Asked if he would consider running in any future Tory leadership race, he said: “I’m definitely thinking about it. It’s a very, very difficult question.”
The MP said the idea of leadership had become about “fairy tales” and the leader “the person that can produce the most absurd and extravagant fairy tale”.
He said: “I think in a way they are playing into a nostalgia and desire for heroism and grandeur.

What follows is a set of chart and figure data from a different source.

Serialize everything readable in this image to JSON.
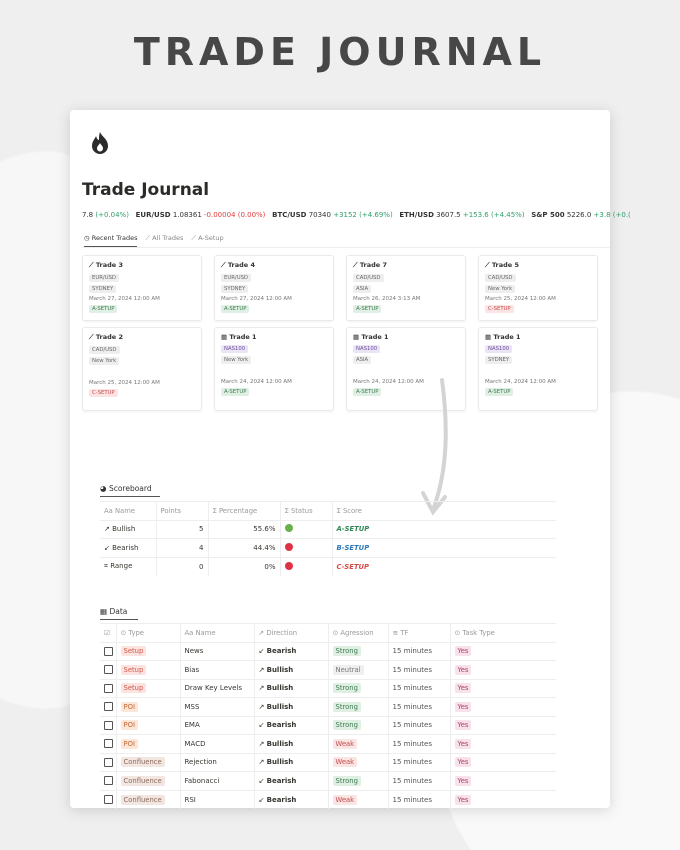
{
  "hero_title": "TRADE JOURNAL",
  "page": {
    "title": "Trade Journal",
    "logo_icon": "flame-icon"
  },
  "ticker": [
    {
      "sym": "",
      "price": "7.8",
      "chg": "(+0.04%)",
      "dir": "up"
    },
    {
      "sym": "EUR/USD",
      "price": "1.08361",
      "chg": "-0.00004 (0.00%)",
      "dir": "dn"
    },
    {
      "sym": "BTC/USD",
      "price": "70340",
      "chg": "+3152 (+4.69%)",
      "dir": "up"
    },
    {
      "sym": "ETH/USD",
      "price": "3607.5",
      "chg": "+153.6 (+4.45%)",
      "dir": "up"
    },
    {
      "sym": "S&P 500",
      "price": "5226.0",
      "chg": "+3.8 (+0.(",
      "dir": "up"
    }
  ],
  "tabs": [
    {
      "label": "Recent Trades",
      "icon": "clock-icon"
    },
    {
      "label": "All Trades",
      "icon": "chart-icon"
    },
    {
      "label": "A-Setup",
      "icon": "chart-icon"
    }
  ],
  "cards": [
    {
      "title": "Trade 3",
      "pair": "EUR/USD",
      "pair_color": "gray",
      "session": "SYDNEY",
      "date": "March 27, 2024 12:00 AM",
      "setup": "A-SETUP",
      "setup_color": "green"
    },
    {
      "title": "Trade 4",
      "pair": "EUR/USD",
      "pair_color": "gray",
      "session": "SYDNEY",
      "date": "March 27, 2024 12:00 AM",
      "setup": "A-SETUP",
      "setup_color": "green"
    },
    {
      "title": "Trade 7",
      "pair": "CAD/USD",
      "pair_color": "gray",
      "session": "ASIA",
      "date": "March 26, 2024 3:13 AM",
      "setup": "A-SETUP",
      "setup_color": "green"
    },
    {
      "title": "Trade 5",
      "pair": "CAD/USD",
      "pair_color": "gray",
      "session": "New York",
      "date": "March 25, 2024 12:00 AM",
      "setup": "C-SETUP",
      "setup_color": "red"
    },
    {
      "title": "Trade 2",
      "pair": "CAD/USD",
      "pair_color": "gray",
      "session": "New York",
      "date": "March 25, 2024 12:00 AM",
      "setup": "C-SETUP",
      "setup_color": "red"
    },
    {
      "title": "Trade 1",
      "pair": "NAS100",
      "pair_color": "purple",
      "session": "New York",
      "date": "March 24, 2024 12:00 AM",
      "setup": "A-SETUP",
      "setup_color": "green"
    },
    {
      "title": "Trade 1",
      "pair": "NAS100",
      "pair_color": "purple",
      "session": "ASIA",
      "date": "March 24, 2024 12:00 AM",
      "setup": "A-SETUP",
      "setup_color": "green"
    },
    {
      "title": "Trade 1",
      "pair": "NAS100",
      "pair_color": "purple",
      "session": "SYDNEY",
      "date": "March 24, 2024 12:00 AM",
      "setup": "A-SETUP",
      "setup_color": "green"
    }
  ],
  "scoreboard": {
    "tab": "Scoreboard",
    "headers": [
      "Aa Name",
      "Points",
      "Σ Percentage",
      "Σ Status",
      "Σ Score"
    ],
    "rows": [
      {
        "icon": "↗",
        "name": "Bullish",
        "points": "5",
        "pct": "55.6%",
        "status_color": "#6ab04c",
        "score": "A-SETUP",
        "score_color": "#2f8a5a"
      },
      {
        "icon": "↙",
        "name": "Bearish",
        "points": "4",
        "pct": "44.4%",
        "status_color": "#dd3344",
        "score": "B-SETUP",
        "score_color": "#2e78b7"
      },
      {
        "icon": "⌗",
        "name": "Range",
        "points": "0",
        "pct": "0%",
        "status_color": "#dd3344",
        "score": "C-SETUP",
        "score_color": "#d44c47"
      }
    ]
  },
  "data": {
    "tab": "Data",
    "headers": [
      "Type",
      "Aa Name",
      "↗ Direction",
      "Agression",
      "TF",
      "Task Type"
    ],
    "rows": [
      {
        "type": "Setup",
        "name": "News",
        "dir": "Bearish",
        "agr": "Strong",
        "tf": "15 minutes",
        "task": "Yes"
      },
      {
        "type": "Setup",
        "name": "Bias",
        "dir": "Bullish",
        "agr": "Neutral",
        "tf": "15 minutes",
        "task": "Yes"
      },
      {
        "type": "Setup",
        "name": "Draw Key Levels",
        "dir": "Bullish",
        "agr": "Strong",
        "tf": "15 minutes",
        "task": "Yes"
      },
      {
        "type": "POI",
        "name": "MSS",
        "dir": "Bullish",
        "agr": "Strong",
        "tf": "15 minutes",
        "task": "Yes"
      },
      {
        "type": "POI",
        "name": "EMA",
        "dir": "Bearish",
        "agr": "Strong",
        "tf": "15 minutes",
        "task": "Yes"
      },
      {
        "type": "POI",
        "name": "MACD",
        "dir": "Bullish",
        "agr": "Weak",
        "tf": "15 minutes",
        "task": "Yes"
      },
      {
        "type": "Confluence",
        "name": "Rejection",
        "dir": "Bullish",
        "agr": "Weak",
        "tf": "15 minutes",
        "task": "Yes"
      },
      {
        "type": "Confluence",
        "name": "Fabonacci",
        "dir": "Bearish",
        "agr": "Strong",
        "tf": "15 minutes",
        "task": "Yes"
      },
      {
        "type": "Confluence",
        "name": "RSI",
        "dir": "Bearish",
        "agr": "Weak",
        "tf": "15 minutes",
        "task": "Yes"
      }
    ]
  },
  "colors": {
    "type": {
      "Setup": [
        "#fde3e0",
        "#d0574b"
      ],
      "POI": [
        "#fce6d6",
        "#c4683a"
      ],
      "Confluence": [
        "#f2e6e1",
        "#8d6a5c"
      ]
    },
    "agr": {
      "Strong": [
        "#dff0e3",
        "#3d7a4f"
      ],
      "Neutral": [
        "#efefef",
        "#777"
      ],
      "Weak": [
        "#fbe4e4",
        "#c74a4a"
      ]
    },
    "task": [
      "#f8e1ea",
      "#a5456b"
    ]
  }
}
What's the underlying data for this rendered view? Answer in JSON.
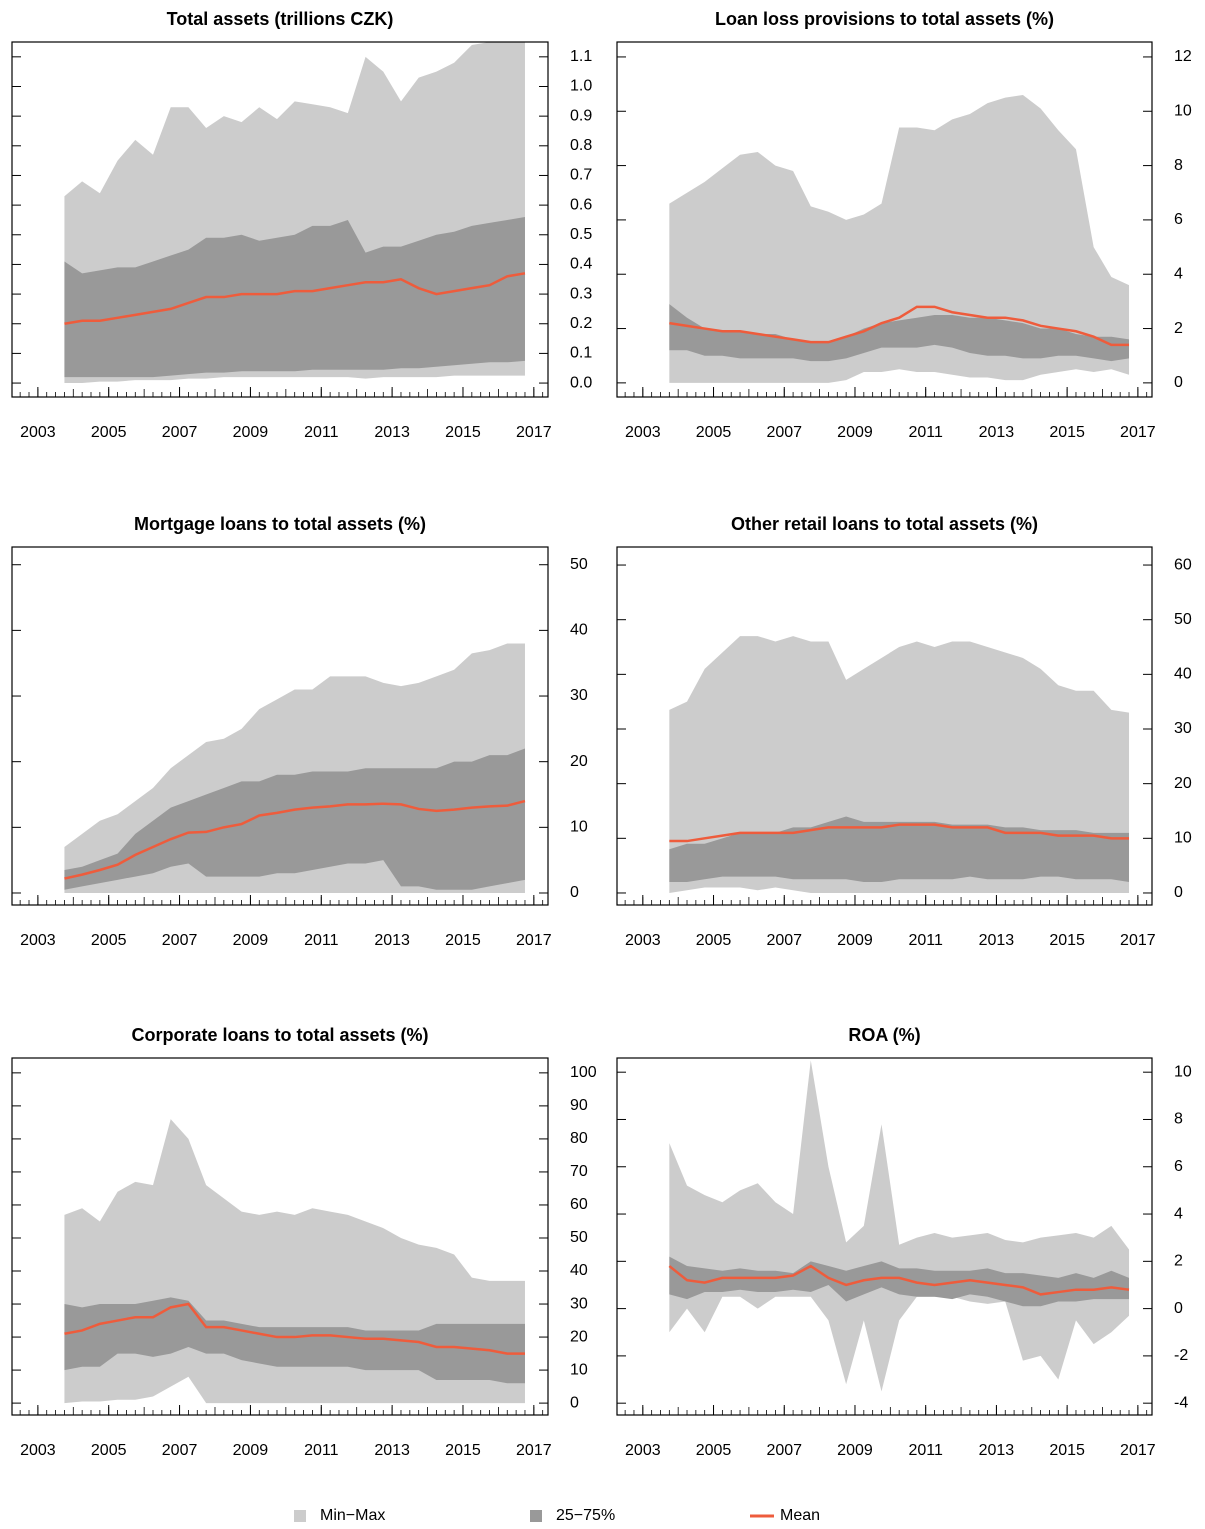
{
  "chart_data": [
    {
      "type": "band",
      "title": "Total assets (trillions CZK)",
      "x": [
        2003.75,
        2004.25,
        2004.75,
        2005.25,
        2005.75,
        2006.25,
        2006.75,
        2007.25,
        2007.75,
        2008.25,
        2008.75,
        2009.25,
        2009.75,
        2010.25,
        2010.75,
        2011.25,
        2011.75,
        2012.25,
        2012.75,
        2013.25,
        2013.75,
        2014.25,
        2014.75,
        2015.25,
        2015.75,
        2016.25,
        2016.75
      ],
      "max": [
        0.63,
        0.68,
        0.64,
        0.75,
        0.82,
        0.77,
        0.93,
        0.93,
        0.86,
        0.9,
        0.88,
        0.93,
        0.89,
        0.95,
        0.94,
        0.93,
        0.91,
        1.1,
        1.05,
        0.95,
        1.03,
        1.05,
        1.08,
        1.14,
        1.15,
        1.15,
        1.15
      ],
      "q75": [
        0.41,
        0.37,
        0.38,
        0.39,
        0.39,
        0.41,
        0.43,
        0.45,
        0.49,
        0.49,
        0.5,
        0.48,
        0.49,
        0.5,
        0.53,
        0.53,
        0.55,
        0.44,
        0.46,
        0.46,
        0.48,
        0.5,
        0.51,
        0.53,
        0.54,
        0.55,
        0.56
      ],
      "q25": [
        0.02,
        0.02,
        0.02,
        0.02,
        0.02,
        0.02,
        0.025,
        0.03,
        0.035,
        0.035,
        0.04,
        0.04,
        0.04,
        0.04,
        0.045,
        0.045,
        0.045,
        0.045,
        0.045,
        0.05,
        0.05,
        0.055,
        0.06,
        0.065,
        0.07,
        0.07,
        0.075
      ],
      "min": [
        0,
        0,
        0.005,
        0.005,
        0.01,
        0.01,
        0.01,
        0.015,
        0.015,
        0.02,
        0.02,
        0.02,
        0.02,
        0.02,
        0.02,
        0.02,
        0.02,
        0.015,
        0.02,
        0.02,
        0.02,
        0.02,
        0.025,
        0.025,
        0.025,
        0.025,
        0.025
      ],
      "mean": [
        0.2,
        0.21,
        0.21,
        0.22,
        0.23,
        0.24,
        0.25,
        0.27,
        0.29,
        0.29,
        0.3,
        0.3,
        0.3,
        0.31,
        0.31,
        0.32,
        0.33,
        0.34,
        0.34,
        0.35,
        0.32,
        0.3,
        0.31,
        0.32,
        0.33,
        0.36,
        0.37
      ],
      "xlim": [
        2002.27,
        2017.4
      ],
      "xticks": [
        2003,
        2005,
        2007,
        2009,
        2011,
        2013,
        2015,
        2017
      ],
      "ylim": [
        -0.047,
        1.15
      ],
      "yticks": [
        {
          "value": 0,
          "label": "0.0"
        },
        0.1,
        0.2,
        0.3,
        0.4,
        0.5,
        0.6,
        0.7,
        0.8,
        0.9,
        {
          "value": 1,
          "label": "1.0"
        },
        1.1
      ]
    },
    {
      "type": "band",
      "title": "Loan loss provisions to total assets (%)",
      "x": [
        2003.75,
        2004.25,
        2004.75,
        2005.25,
        2005.75,
        2006.25,
        2006.75,
        2007.25,
        2007.75,
        2008.25,
        2008.75,
        2009.25,
        2009.75,
        2010.25,
        2010.75,
        2011.25,
        2011.75,
        2012.25,
        2012.75,
        2013.25,
        2013.75,
        2014.25,
        2014.75,
        2015.25,
        2015.75,
        2016.25,
        2016.75
      ],
      "max": [
        6.6,
        7,
        7.4,
        7.9,
        8.4,
        8.5,
        8,
        7.8,
        6.5,
        6.3,
        6,
        6.2,
        6.6,
        9.4,
        9.4,
        9.3,
        9.7,
        9.9,
        10.3,
        10.5,
        10.6,
        10.1,
        9.3,
        8.6,
        5,
        3.9,
        3.6
      ],
      "q75": [
        2.9,
        2.4,
        2,
        1.9,
        1.9,
        1.8,
        1.8,
        1.6,
        1.5,
        1.5,
        1.7,
        2,
        2.2,
        2.3,
        2.4,
        2.5,
        2.5,
        2.4,
        2.4,
        2.3,
        2.2,
        2,
        2,
        1.8,
        1.7,
        1.7,
        1.6
      ],
      "q25": [
        1.2,
        1.2,
        1,
        1,
        0.9,
        0.9,
        0.9,
        0.9,
        0.8,
        0.8,
        0.9,
        1.1,
        1.3,
        1.3,
        1.3,
        1.4,
        1.3,
        1.1,
        1,
        1,
        0.9,
        0.9,
        1,
        1,
        0.9,
        0.8,
        0.9
      ],
      "min": [
        0,
        0,
        0,
        0,
        0,
        0,
        0,
        0,
        0,
        0,
        0.1,
        0.4,
        0.4,
        0.5,
        0.4,
        0.4,
        0.3,
        0.2,
        0.2,
        0.1,
        0.1,
        0.3,
        0.4,
        0.5,
        0.4,
        0.5,
        0.3
      ],
      "mean": [
        2.2,
        2.1,
        2,
        1.9,
        1.9,
        1.8,
        1.7,
        1.6,
        1.5,
        1.5,
        1.7,
        1.9,
        2.2,
        2.4,
        2.8,
        2.8,
        2.6,
        2.5,
        2.4,
        2.4,
        2.3,
        2.1,
        2,
        1.9,
        1.7,
        1.4,
        1.4
      ],
      "xlim": [
        2002.27,
        2017.4
      ],
      "xticks": [
        2003,
        2005,
        2007,
        2009,
        2011,
        2013,
        2015,
        2017
      ],
      "ylim": [
        -0.52,
        12.55
      ],
      "yticks": [
        0,
        2,
        4,
        6,
        8,
        10,
        12
      ]
    },
    {
      "type": "band",
      "title": "Mortgage loans to total assets (%)",
      "x": [
        2003.75,
        2004.25,
        2004.75,
        2005.25,
        2005.75,
        2006.25,
        2006.75,
        2007.25,
        2007.75,
        2008.25,
        2008.75,
        2009.25,
        2009.75,
        2010.25,
        2010.75,
        2011.25,
        2011.75,
        2012.25,
        2012.75,
        2013.25,
        2013.75,
        2014.25,
        2014.75,
        2015.25,
        2015.75,
        2016.25,
        2016.75
      ],
      "max": [
        7,
        9,
        11,
        12,
        14,
        16,
        19,
        21,
        23,
        23.5,
        25,
        28,
        29.5,
        31,
        31,
        33,
        33,
        33,
        32,
        31.5,
        32,
        33,
        34,
        36.5,
        37,
        38,
        38
      ],
      "q75": [
        3.5,
        4,
        5,
        6,
        9,
        11,
        13,
        14,
        15,
        16,
        17,
        17,
        18,
        18,
        18.5,
        18.5,
        18.5,
        19,
        19,
        19,
        19,
        19,
        20,
        20,
        21,
        21,
        22
      ],
      "q25": [
        0.5,
        1,
        1.5,
        2,
        2.5,
        3,
        4,
        4.5,
        2.5,
        2.5,
        2.5,
        2.5,
        3,
        3,
        3.5,
        4,
        4.5,
        4.5,
        5,
        1,
        1,
        0.5,
        0.5,
        0.5,
        1,
        1.5,
        2
      ],
      "min": [
        0,
        0,
        0,
        0,
        0,
        0,
        0,
        0,
        0,
        0,
        0,
        0,
        0,
        0,
        0,
        0,
        0,
        0,
        0,
        0,
        0,
        0,
        0,
        0,
        0,
        0,
        0
      ],
      "mean": [
        2.2,
        2.8,
        3.5,
        4.3,
        5.8,
        7,
        8.2,
        9.2,
        9.3,
        10,
        10.5,
        11.8,
        12.2,
        12.7,
        13,
        13.2,
        13.5,
        13.5,
        13.6,
        13.5,
        12.8,
        12.5,
        12.7,
        13,
        13.2,
        13.3,
        14
      ],
      "xlim": [
        2002.27,
        2017.4
      ],
      "xticks": [
        2003,
        2005,
        2007,
        2009,
        2011,
        2013,
        2015,
        2017
      ],
      "ylim": [
        -1.83,
        52.7
      ],
      "yticks": [
        0,
        10,
        20,
        30,
        40,
        50
      ]
    },
    {
      "type": "band",
      "title": "Other retail loans to total assets (%)",
      "x": [
        2003.75,
        2004.25,
        2004.75,
        2005.25,
        2005.75,
        2006.25,
        2006.75,
        2007.25,
        2007.75,
        2008.25,
        2008.75,
        2009.25,
        2009.75,
        2010.25,
        2010.75,
        2011.25,
        2011.75,
        2012.25,
        2012.75,
        2013.25,
        2013.75,
        2014.25,
        2014.75,
        2015.25,
        2015.75,
        2016.25,
        2016.75
      ],
      "max": [
        33.5,
        35,
        41,
        44,
        47,
        47,
        46,
        47,
        46,
        46,
        39,
        41,
        43,
        45,
        46,
        45,
        46,
        46,
        45,
        44,
        43,
        41,
        38,
        37,
        37,
        33.5,
        33
      ],
      "q75": [
        8,
        9,
        9,
        10,
        11,
        11,
        11,
        12,
        12,
        13,
        14,
        13,
        13,
        13,
        13,
        13,
        12.5,
        12.5,
        12.5,
        12,
        12,
        11.5,
        11.5,
        11.5,
        11,
        11,
        11
      ],
      "q25": [
        2,
        2,
        2.5,
        3,
        3,
        3,
        3,
        2.5,
        2.5,
        2.5,
        2.5,
        2,
        2,
        2.5,
        2.5,
        2.5,
        2.5,
        3,
        2.5,
        2.5,
        2.5,
        3,
        3,
        2.5,
        2.5,
        2.5,
        2
      ],
      "min": [
        0,
        0.5,
        1,
        1,
        1,
        0.5,
        1,
        0.5,
        0,
        0,
        0,
        0,
        0,
        0,
        0,
        0,
        0,
        0,
        0,
        0,
        0,
        0,
        0,
        0,
        0,
        0,
        0
      ],
      "mean": [
        9.5,
        9.5,
        10,
        10.5,
        11,
        11,
        11,
        11,
        11.5,
        12,
        12,
        12,
        12,
        12.5,
        12.5,
        12.5,
        12,
        12,
        12,
        11,
        11,
        11,
        10.5,
        10.5,
        10.5,
        10,
        10
      ],
      "xlim": [
        2002.27,
        2017.4
      ],
      "xticks": [
        2003,
        2005,
        2007,
        2009,
        2011,
        2013,
        2015,
        2017
      ],
      "ylim": [
        -2.2,
        63.3
      ],
      "yticks": [
        0,
        10,
        20,
        30,
        40,
        50,
        60
      ]
    },
    {
      "type": "band",
      "title": "Corporate loans to total assets (%)",
      "x": [
        2003.75,
        2004.25,
        2004.75,
        2005.25,
        2005.75,
        2006.25,
        2006.75,
        2007.25,
        2007.75,
        2008.25,
        2008.75,
        2009.25,
        2009.75,
        2010.25,
        2010.75,
        2011.25,
        2011.75,
        2012.25,
        2012.75,
        2013.25,
        2013.75,
        2014.25,
        2014.75,
        2015.25,
        2015.75,
        2016.25,
        2016.75
      ],
      "max": [
        57,
        59,
        55,
        64,
        67,
        66,
        86,
        80,
        66,
        62,
        58,
        57,
        58,
        57,
        59,
        58,
        57,
        55,
        53,
        50,
        48,
        47,
        45,
        38,
        37,
        37,
        37
      ],
      "q75": [
        30,
        29,
        30,
        30,
        30,
        31,
        32,
        31,
        25,
        25,
        24,
        23,
        23,
        23,
        23,
        23,
        23,
        22,
        22,
        22,
        22,
        24,
        24,
        24,
        24,
        24,
        24
      ],
      "q25": [
        10,
        11,
        11,
        15,
        15,
        14,
        15,
        17,
        15,
        15,
        13,
        12,
        11,
        11,
        11,
        11,
        11,
        10,
        10,
        10,
        10,
        7,
        7,
        7,
        7,
        6,
        6
      ],
      "min": [
        0,
        0.5,
        0.5,
        1,
        1,
        2,
        5,
        8,
        0,
        0,
        0,
        0,
        0,
        0,
        0,
        0,
        0,
        0,
        0,
        0,
        0,
        0,
        0,
        0,
        0,
        0,
        0
      ],
      "mean": [
        21,
        22,
        24,
        25,
        26,
        26,
        29,
        30,
        23,
        23,
        22,
        21,
        20,
        20,
        20.5,
        20.5,
        20,
        19.5,
        19.5,
        19,
        18.5,
        17,
        17,
        16.5,
        16,
        15,
        15
      ],
      "xlim": [
        2002.27,
        2017.4
      ],
      "xticks": [
        2003,
        2005,
        2007,
        2009,
        2011,
        2013,
        2015,
        2017
      ],
      "ylim": [
        -3.6,
        104.5
      ],
      "yticks": [
        0,
        10,
        20,
        30,
        40,
        50,
        60,
        70,
        80,
        90,
        100
      ]
    },
    {
      "type": "band",
      "title": "ROA (%)",
      "x": [
        2003.75,
        2004.25,
        2004.75,
        2005.25,
        2005.75,
        2006.25,
        2006.75,
        2007.25,
        2007.75,
        2008.25,
        2008.75,
        2009.25,
        2009.75,
        2010.25,
        2010.75,
        2011.25,
        2011.75,
        2012.25,
        2012.75,
        2013.25,
        2013.75,
        2014.25,
        2014.75,
        2015.25,
        2015.75,
        2016.25,
        2016.75
      ],
      "max": [
        7,
        5.2,
        4.8,
        4.5,
        5,
        5.3,
        4.5,
        4,
        10.5,
        6,
        2.8,
        3.5,
        7.8,
        2.7,
        3,
        3.2,
        3,
        3.1,
        3.2,
        2.9,
        2.8,
        3,
        3.1,
        3.2,
        3,
        3.5,
        2.5
      ],
      "q75": [
        2.2,
        1.8,
        1.7,
        1.6,
        1.7,
        1.6,
        1.6,
        1.5,
        2,
        1.8,
        1.6,
        1.8,
        2,
        1.7,
        1.7,
        1.6,
        1.6,
        1.6,
        1.7,
        1.5,
        1.5,
        1.4,
        1.3,
        1.5,
        1.3,
        1.6,
        1.3
      ],
      "q25": [
        0.6,
        0.4,
        0.7,
        0.7,
        0.8,
        0.7,
        0.7,
        0.8,
        0.7,
        1,
        0.3,
        0.6,
        0.9,
        0.6,
        0.5,
        0.5,
        0.4,
        0.6,
        0.5,
        0.3,
        0.1,
        0.1,
        0.3,
        0.3,
        0.4,
        0.4,
        0.4
      ],
      "min": [
        -1,
        0,
        -1,
        0.5,
        0.5,
        0,
        0.5,
        0.5,
        0.5,
        -0.5,
        -3.2,
        -0.5,
        -3.5,
        -0.5,
        0.5,
        0.5,
        0.5,
        0.3,
        0.2,
        0.3,
        -2.2,
        -2,
        -3,
        -0.5,
        -1.5,
        -1,
        -0.3
      ],
      "mean": [
        1.8,
        1.2,
        1.1,
        1.3,
        1.3,
        1.3,
        1.3,
        1.4,
        1.8,
        1.3,
        1,
        1.2,
        1.3,
        1.3,
        1.1,
        1,
        1.1,
        1.2,
        1.1,
        1,
        0.9,
        0.6,
        0.7,
        0.8,
        0.8,
        0.9,
        0.8
      ],
      "xlim": [
        2002.27,
        2017.4
      ],
      "xticks": [
        2003,
        2005,
        2007,
        2009,
        2011,
        2013,
        2015,
        2017
      ],
      "ylim": [
        -4.5,
        10.6
      ],
      "yticks": [
        -4,
        -2,
        0,
        2,
        4,
        6,
        8,
        10
      ]
    }
  ],
  "legend": {
    "entries": [
      {
        "name": "Min−Max",
        "color": "#cccccc"
      },
      {
        "name": "25−75%",
        "color": "#999999"
      },
      {
        "name": "Mean",
        "color": "#ee5c3c"
      }
    ]
  }
}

“Nobody really wants to have a conversation with me about how the fourth time round at an addiction treatment programme for heroin in Glasgow works, what we want to hear is, ‘Britain is great, it’s all going to be different, we’re going to rip it up, we’re going to have a no-deal Brexit and launch into the new world’, because there’s still this sort of craving for heroic vision, which has so little to do with the business of government.”